Foi também quando detectámos a existência de dois textos fantásticos - que são entradas na Enciclopédia Verbo. Uma delas sobre o Arianismo [6], e a outra relativa ao Filioque [7].
E numa dessas entradas, na última, sobre o Filioque, e a procedência do Espírito Santo - para os cristãos orientais vindo do Pai; e do Pai e do Filho em simultâneo, para os cristãos latinos - consta qualquer coisa de muito surpreendente, que nos deixou emudecidos:
"Ambas eram perfeitamente ortodoxas, se bem que a 1ª exprimisse um conceito mais dinâmico da vida trinitária, ao contrário da lat., de configuração mais estática."
Perante isto, e como sempre nos acontece quando se tem dificuldade em compreender, passámos ao desenho e à esquematização das ideias contidas no que se estava a ler.
Os desenhos seguintes, agora já não os das margens dos livros e dos apontamentos como fomos desenhando - visto que foram passados a limpo - traduzem essas duas concepções, que se opuseram. Desde antes do Iº Concílio Ecuménico - Niceia 325 (d. C). Concílio convocado pelo imperador Constantino («nada satisfeito» com a existência de um tema tão pequenino, e sobretudo tão abstracto, mas que levava os cristãos a digladiarem-se):
1. A ideia inicial dos Godos, que ficou na história e na teologia conhecida como Per filium. A tal que traduziria uma "vida trinitária mais dinâmica".
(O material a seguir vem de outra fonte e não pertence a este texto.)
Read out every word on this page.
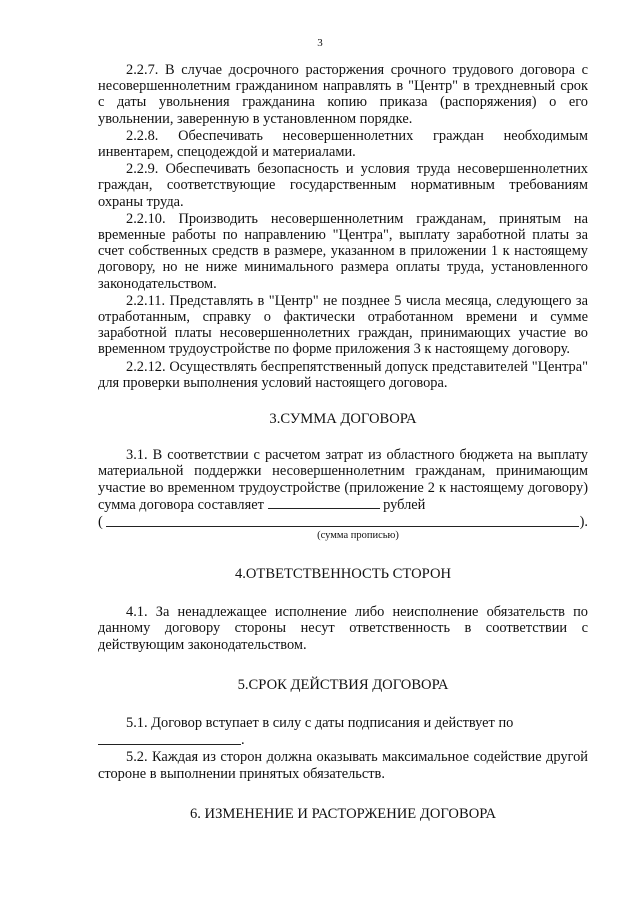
3

2.2.7. В случае досрочного расторжения срочного трудового договора с несовершеннолетним гражданином направлять в "Центр" в трехдневный срок с даты увольнения гражданина копию приказа (распоряжения) о его увольнении, заверенную в установленном порядке.

2.2.8. Обеспечивать несовершеннолетних граждан необходимым инвентарем, спецодеждой и материалами.

2.2.9. Обеспечивать безопасность и условия труда несовершеннолетних граждан, соответствующие государственным нормативным требованиям охраны труда.

2.2.10. Производить несовершеннолетним гражданам, принятым на временные работы по направлению "Центра", выплату заработной платы за счет собственных средств в размере, указанном в приложении 1 к настоящему договору, но не ниже минимального размера оплаты труда, установленного законодательством.

2.2.11. Представлять в "Центр" не позднее 5 числа месяца, следующего за отработанным, справку о фактически отработанном времени и сумме заработной платы несовершеннолетних граждан, принимающих участие во временном трудоустройстве по форме приложения 3 к настоящему договору.

2.2.12. Осуществлять беспрепятственный допуск представителей "Центра" для проверки выполнения условий настоящего договора.

3.СУММА ДОГОВОРА

3.1. В соответствии с расчетом затрат из областного бюджета на выплату материальной поддержки несовершеннолетним гражданам, принимающим участие во временном трудоустройстве (приложение 2 к настоящему договору) сумма договора составляет	рублей

(	).

(сумма прописью)

4.ОТВЕТСТВЕННОСТЬ СТОРОН

4.1. За ненадлежащее исполнение либо неисполнение обязательств по данному договору стороны несут ответственность в соответствии с действующим законодательством.

5.СРОК ДЕЙСТВИЯ ДОГОВОРА

5.1. Договор вступает в силу с даты подписания и действует по

.

5.2. Каждая из сторон должна оказывать максимальное содействие другой стороне в выполнении принятых обязательств.

6. ИЗМЕНЕНИЕ И РАСТОРЖЕНИЕ ДОГОВОРА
2. A ideia a que os Godos, seguindo os Francos de Clóvis, se vieram a converter - o Filioque - passando depois eles a proclamar (quase mais do que todos..., e depois no séc. IX, com Carlos Magno) a igualdade do Pai e do Filho. Ou seja, defendendo o que é visto como "um conceito de vida trinitária mais estática".
[1] Caso de Vítor Serrão que quando se apercebeu do que estava feito (em 2005 e para não fazer péssima figura), já só teve tempo de nos impedir, no fim desse ano, que ingressasse para o doutoramento, na Faculdade de Letras. Onde, o que tinha feito desde 2002 me deixou feliz, e absolutamente convicta, como continuo, de toda a correcção, e do valor, do trabalho. Mais, a Vítor Serrão aconselha-se que leia, por exemplo este texto. E ainda, Notes On the Synthesis of Form, no caso de estar interessado em ser minimamente informado sobre, como foi o ensino dos arquitectos seus contemporâneos.
Concretamente como aprenderam a pensar com esquemas, bastante semelhantes aos que estiveram na origem dos estilos históricos da arquitectura.
Será mais útil do que expulsar alunos
[2] Nesta altura até sei que está em saldos, quase a 1/3 do preço que teve em Junho de 2008, data da publicação. Ver em Livros Horizonte
[3] Ver Ursula HATJE, Historia de los Estilos Artísticos, desde la Antiguedad hasta el Gótico, Madrid 1975, p. 8..
[4] Como também consta num Dicionário de Oxford... Não é uma invenção da Enciclopédia Verbo Luso-Brasileira de Cultura, para um fenómeno que tocou particularmente a Pens. Ibérica como A. Quadros e (antes dele) Pinharanda Gomes mostraram.
[5] E os Diagramas ou Ideogramas (como preferirem!) nas obras de Arquitectura, são como que partículas menores. Mínimas, mas significativas (e falantes). São detalhes que quase nem vemos, mas que em geral integram cada estilo. E se há nos estilos um Zeitgeist (?), e há sem dúvida, esse espírito que (visualmente, está nas obras) mais caracteriza cada época, resulta do maior ou do menor emprego – da maior ou menor presença – de cada um dos referidos diagramas, em cada uma das obras que se podem analisar.
[6] Ver na Enciclopédia Verbo Luso-Brasileira de Cultura, no volume 2, cc. 1102-1104.
[7] Idem, ver no volume 8, cc. 837-838.